SOBRE MEU INIMIGO CARRO

Existe invenção pior do que carro? E não me venha com a lorota de que o trambolho é necessário porque nos possibilita a locomoção facilitando a nossa vida e coisa e tal. Facilita o escambau, porque, de tempos em tempo, a gente entra na rota da dificuldade geral exatamente por conta dessa máquina que faz até neguinho acreditar na máxima de que carro é mais uma família.

Os que comungam desse tipo de besteira certamente consideram a família como peso morto. Não gosto de carro e acabou. Ao contrário de meus irmãos que são aficionados pela engenhoca, especialmente o Edilson que não abre mão de uma quase coleção que ostenta e trata como verdadeiros filhos.

Desde pequeno, aliás, ele demonstrava paixão pelo bicho de quatro rodas. Tinha talvez menos de 10 anos quando conseguiu salvar o jeep de cair numa ribanceira lançando-se para dentro dele e controlando freio e direção. Adolescente, uniu-se a um amigo filho do mecânico da cidade e construiu algo similar à Camicleta da dupla Xazan e Xerife. E só não badalou mais com o veículo porque nosso pai, ciente de que boa coisa não ia dar, assumiu sua porção guarda Belo e interceptou o desfile.

Já eu nunca fui adepto da coisa e tenho lá meus motivos para isso. Quando criança, sei lá porque, jamais pedi um carrinho sequer ao papai Noel que visitava nossa casa religiosamente nos natais. Tenho uma única lembrança de interesse por carro e talvez esteja atrelada a ela a minha rejeição.

A família fazia o passeio anual insuportável pelas ruas estreitas de Aparecida, onde fica a Basílica Nacional, e nossa diversão era olhar as lojas que já àquela época amontoavam-se umas sobre as outras. Em meio a tanta bugiganga em oferta, chamou-me a atenção a réplica em madeira de um modelo Kombi da Volkswagen. De cara me apaixonei por aquilo e passei a pedir insistentemente que meu pai comprasse.

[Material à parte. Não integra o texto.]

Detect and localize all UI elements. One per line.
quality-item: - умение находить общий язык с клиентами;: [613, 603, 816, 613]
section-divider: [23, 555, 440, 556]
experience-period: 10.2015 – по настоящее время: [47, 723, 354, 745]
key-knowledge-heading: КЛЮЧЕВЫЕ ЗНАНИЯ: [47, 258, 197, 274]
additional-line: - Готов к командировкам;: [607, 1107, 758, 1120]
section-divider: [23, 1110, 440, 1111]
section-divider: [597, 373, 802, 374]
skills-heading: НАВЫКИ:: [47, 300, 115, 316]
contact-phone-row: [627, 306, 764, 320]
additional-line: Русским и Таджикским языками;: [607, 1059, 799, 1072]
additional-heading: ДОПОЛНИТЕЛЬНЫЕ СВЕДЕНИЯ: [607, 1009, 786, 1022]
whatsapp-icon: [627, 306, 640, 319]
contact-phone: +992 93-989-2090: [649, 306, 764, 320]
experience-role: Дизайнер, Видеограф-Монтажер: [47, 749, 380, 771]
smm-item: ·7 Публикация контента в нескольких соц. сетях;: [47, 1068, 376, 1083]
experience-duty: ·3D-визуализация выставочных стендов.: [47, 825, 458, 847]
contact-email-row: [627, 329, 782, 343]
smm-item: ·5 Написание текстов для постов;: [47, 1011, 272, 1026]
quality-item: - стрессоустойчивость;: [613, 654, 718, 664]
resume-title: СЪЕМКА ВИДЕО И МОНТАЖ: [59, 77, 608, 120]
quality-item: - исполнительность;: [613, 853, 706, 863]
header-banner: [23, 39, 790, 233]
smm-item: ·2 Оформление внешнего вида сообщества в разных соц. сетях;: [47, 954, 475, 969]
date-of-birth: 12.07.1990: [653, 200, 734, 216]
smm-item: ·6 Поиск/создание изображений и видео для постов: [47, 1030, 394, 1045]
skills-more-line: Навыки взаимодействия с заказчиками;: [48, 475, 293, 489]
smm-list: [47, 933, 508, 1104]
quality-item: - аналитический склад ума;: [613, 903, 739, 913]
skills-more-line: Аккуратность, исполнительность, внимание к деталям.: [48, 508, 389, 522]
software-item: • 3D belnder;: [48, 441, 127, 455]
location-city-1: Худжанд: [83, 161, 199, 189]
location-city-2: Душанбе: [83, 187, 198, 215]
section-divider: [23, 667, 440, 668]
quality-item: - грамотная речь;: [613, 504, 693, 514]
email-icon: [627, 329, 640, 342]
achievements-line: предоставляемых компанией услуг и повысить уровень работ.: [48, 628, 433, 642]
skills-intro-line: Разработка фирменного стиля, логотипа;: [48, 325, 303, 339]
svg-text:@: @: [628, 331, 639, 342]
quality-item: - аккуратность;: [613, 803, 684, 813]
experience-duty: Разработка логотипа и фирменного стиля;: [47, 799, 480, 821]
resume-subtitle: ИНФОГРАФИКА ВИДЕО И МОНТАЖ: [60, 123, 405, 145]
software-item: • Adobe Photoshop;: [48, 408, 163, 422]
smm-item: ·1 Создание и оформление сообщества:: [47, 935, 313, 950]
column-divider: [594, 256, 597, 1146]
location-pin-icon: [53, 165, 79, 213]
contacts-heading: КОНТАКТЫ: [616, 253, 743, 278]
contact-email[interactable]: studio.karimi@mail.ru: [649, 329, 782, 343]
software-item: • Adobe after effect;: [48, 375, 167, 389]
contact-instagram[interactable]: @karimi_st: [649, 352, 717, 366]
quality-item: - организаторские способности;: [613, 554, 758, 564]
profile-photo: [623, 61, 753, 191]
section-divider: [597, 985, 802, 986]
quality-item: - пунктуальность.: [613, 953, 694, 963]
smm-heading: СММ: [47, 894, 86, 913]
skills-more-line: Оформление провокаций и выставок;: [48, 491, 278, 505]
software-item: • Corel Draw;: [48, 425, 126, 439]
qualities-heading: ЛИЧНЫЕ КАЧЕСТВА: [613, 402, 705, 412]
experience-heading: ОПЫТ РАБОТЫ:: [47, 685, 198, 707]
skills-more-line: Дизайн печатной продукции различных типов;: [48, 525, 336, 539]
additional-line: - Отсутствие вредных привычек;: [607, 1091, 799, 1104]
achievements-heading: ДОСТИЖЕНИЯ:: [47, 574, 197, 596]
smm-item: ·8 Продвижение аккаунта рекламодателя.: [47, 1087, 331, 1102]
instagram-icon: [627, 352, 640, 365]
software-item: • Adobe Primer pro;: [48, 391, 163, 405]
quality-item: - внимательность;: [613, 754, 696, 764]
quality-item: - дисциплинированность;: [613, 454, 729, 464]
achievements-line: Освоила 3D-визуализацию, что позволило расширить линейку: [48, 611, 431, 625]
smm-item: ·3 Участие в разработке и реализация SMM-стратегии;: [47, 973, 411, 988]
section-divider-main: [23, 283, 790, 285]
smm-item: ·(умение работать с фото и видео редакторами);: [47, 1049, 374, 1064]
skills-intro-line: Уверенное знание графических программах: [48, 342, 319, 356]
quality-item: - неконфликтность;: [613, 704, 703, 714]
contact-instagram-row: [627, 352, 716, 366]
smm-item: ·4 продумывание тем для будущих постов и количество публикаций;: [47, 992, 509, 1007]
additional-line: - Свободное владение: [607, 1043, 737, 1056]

Diante da negativa, fiz uma birra sem precedentes, esperneei, joguei-me no chão e gritava sem parar: “Eu quero essa kombona!!!!” Também sem precedentes foi a surra que levei de minha mãe e, lógico, voltei pra casa sem o mimo desejado.

Hoje eu não tenho qualquer intimidade com o bicho de motor, até porque, a perda de meu pai num acidente colaborou em muito para o distanciamento.

Além do que, a facada de mais de 2 mil reais que acabo de tomar para colocar em dia aquela coisa que me carrega de casa pro trabalho e do trabalho pra casa anda está atravessada na goela e atravancando o meu cartão de crédito.

E viva o passeio de jegue!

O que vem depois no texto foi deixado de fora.